A pesar del desastre a cámara lenta que fue Waterworld, el actor no aprendió la lección y volvió a estrellarse con Mensajero del futuro (1997), otro ataque de ego hecho celuloide, pero entonces ya no había nadie mirando. No volvió a superar los tres dígitos en taquilla excepto como el Jonathan Kent, padre de Superman en Hombre de acero o en Figuras ocultas (2016), en la que tenía un papel secundario, pero como quien tuvo retuvo, el momento en el que destroza a golpes el cartel de “Lavabos para mujeres de color” es una de las secuencias más épicas de la película, de esas que habría firmado el mismísimo Henry Fonda.

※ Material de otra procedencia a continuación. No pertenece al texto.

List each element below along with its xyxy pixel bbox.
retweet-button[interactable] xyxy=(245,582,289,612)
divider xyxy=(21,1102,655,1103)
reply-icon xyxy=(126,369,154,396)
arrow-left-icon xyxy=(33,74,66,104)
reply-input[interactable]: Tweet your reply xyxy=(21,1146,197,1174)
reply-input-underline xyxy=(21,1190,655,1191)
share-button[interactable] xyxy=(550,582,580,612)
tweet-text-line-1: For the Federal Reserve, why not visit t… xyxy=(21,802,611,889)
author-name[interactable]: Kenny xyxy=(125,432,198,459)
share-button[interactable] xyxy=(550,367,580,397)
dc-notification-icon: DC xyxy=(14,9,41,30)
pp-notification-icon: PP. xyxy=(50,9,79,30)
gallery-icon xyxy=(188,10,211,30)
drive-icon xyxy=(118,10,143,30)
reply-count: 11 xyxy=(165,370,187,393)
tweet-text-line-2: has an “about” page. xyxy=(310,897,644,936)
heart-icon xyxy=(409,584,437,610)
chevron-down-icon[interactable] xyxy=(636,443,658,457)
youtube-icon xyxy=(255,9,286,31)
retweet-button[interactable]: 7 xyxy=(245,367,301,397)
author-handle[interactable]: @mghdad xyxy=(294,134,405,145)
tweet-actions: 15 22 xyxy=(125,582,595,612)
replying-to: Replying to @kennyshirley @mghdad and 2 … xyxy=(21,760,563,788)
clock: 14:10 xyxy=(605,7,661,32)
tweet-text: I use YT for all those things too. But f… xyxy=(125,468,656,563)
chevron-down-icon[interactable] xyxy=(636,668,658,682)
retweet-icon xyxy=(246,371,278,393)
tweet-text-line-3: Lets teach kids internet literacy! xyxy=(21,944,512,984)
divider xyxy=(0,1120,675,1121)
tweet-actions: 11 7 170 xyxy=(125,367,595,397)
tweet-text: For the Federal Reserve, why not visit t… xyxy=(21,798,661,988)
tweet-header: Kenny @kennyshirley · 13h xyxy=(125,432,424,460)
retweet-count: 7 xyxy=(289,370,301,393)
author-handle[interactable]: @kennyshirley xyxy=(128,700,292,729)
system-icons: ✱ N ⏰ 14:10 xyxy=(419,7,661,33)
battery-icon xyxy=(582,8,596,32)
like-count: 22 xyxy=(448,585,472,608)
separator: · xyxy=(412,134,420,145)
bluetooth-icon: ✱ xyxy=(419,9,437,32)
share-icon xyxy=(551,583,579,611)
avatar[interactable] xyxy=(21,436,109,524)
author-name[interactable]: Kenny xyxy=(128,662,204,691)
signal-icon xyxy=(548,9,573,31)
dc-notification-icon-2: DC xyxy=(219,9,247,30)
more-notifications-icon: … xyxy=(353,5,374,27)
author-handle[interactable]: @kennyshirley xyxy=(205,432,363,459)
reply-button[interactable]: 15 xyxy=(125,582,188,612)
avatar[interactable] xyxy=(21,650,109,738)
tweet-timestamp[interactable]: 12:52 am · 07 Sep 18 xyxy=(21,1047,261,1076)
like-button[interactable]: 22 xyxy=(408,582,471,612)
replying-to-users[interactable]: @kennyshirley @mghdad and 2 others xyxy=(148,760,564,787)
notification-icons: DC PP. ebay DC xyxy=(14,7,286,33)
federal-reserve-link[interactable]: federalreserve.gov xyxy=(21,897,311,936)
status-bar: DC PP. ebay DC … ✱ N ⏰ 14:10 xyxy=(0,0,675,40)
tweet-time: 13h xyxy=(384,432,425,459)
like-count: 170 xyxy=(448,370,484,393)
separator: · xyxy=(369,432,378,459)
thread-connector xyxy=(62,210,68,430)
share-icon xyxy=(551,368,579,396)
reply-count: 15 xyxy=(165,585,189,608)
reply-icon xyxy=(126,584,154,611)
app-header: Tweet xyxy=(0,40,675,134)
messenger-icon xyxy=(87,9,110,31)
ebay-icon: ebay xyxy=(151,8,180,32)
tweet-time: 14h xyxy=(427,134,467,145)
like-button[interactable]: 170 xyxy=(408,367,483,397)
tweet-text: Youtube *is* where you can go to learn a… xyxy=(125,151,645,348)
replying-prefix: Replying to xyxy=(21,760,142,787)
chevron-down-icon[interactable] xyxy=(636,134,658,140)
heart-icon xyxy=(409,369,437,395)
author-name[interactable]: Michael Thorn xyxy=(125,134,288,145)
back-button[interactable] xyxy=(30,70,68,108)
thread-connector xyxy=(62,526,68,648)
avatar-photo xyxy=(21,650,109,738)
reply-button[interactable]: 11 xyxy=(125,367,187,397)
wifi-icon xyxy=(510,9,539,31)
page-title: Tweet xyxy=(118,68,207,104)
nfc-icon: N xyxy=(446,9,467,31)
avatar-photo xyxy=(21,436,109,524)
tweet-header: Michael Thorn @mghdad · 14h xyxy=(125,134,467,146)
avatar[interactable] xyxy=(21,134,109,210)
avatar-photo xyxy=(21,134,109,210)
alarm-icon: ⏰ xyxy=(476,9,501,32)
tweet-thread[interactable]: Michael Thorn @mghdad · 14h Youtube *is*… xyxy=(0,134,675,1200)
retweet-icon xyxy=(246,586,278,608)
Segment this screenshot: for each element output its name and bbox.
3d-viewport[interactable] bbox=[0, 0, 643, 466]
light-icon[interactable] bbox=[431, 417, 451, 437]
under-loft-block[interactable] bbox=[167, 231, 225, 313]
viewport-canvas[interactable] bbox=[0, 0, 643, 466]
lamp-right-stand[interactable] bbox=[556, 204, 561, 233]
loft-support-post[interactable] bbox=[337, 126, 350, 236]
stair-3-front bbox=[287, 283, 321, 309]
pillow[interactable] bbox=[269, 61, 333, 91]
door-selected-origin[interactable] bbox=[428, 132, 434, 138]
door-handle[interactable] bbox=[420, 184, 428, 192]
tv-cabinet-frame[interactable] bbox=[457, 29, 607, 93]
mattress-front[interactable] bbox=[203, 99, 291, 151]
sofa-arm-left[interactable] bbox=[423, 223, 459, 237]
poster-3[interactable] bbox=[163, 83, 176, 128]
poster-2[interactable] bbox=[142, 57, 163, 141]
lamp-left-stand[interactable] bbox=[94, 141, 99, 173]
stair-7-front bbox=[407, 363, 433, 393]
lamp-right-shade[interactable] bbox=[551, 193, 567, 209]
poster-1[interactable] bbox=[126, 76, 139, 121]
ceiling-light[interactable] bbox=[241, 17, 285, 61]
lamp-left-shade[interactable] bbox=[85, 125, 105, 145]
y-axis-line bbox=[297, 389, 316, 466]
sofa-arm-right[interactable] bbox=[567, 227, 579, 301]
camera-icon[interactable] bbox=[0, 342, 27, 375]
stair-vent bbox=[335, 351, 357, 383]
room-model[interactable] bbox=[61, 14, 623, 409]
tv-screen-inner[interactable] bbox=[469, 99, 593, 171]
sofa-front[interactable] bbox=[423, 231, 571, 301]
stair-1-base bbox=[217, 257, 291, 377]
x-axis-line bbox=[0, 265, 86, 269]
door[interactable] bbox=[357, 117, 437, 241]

Ha sido la televisión, primero gracias a Hatfields & McCoys (2012) y después con Yellowstone (2018) la que ha insuflado nueva vida a su carrera. Pero su implicación en el western de Taylor Sheridan no evitó que tuviese una salida traumática de la serie, aunque para deleite de sus muchos seguidores ha insinuado que podría reaparecer alguna de sus secuelas.
A punto de entrar en la setentena, el desdén con el que la crítica ha tratado la primera parte de la teratología Horizon: una saga americana, no parece que vaya a pasarle factura emocional. Al menos si nos creemos unas palabras que pronunció en el pasado: “El punto álgido de mi vida no fue una película, no fue Bailando con lobos, ni Los Búfalos de Durham, fue una charla que tuve conmigo mismo, en la que me dije: ‘Me importa una mierda lo que digan los demás, esto es lo que quiero hacer, y voy a quemar mis naves como Cortés, y voy a ir donde mi corazón quiera ir. Y nunca más voy a dejar de hacerlo en mi vida, ni voy a dejarme atrapar por las modas y lo que es popular”.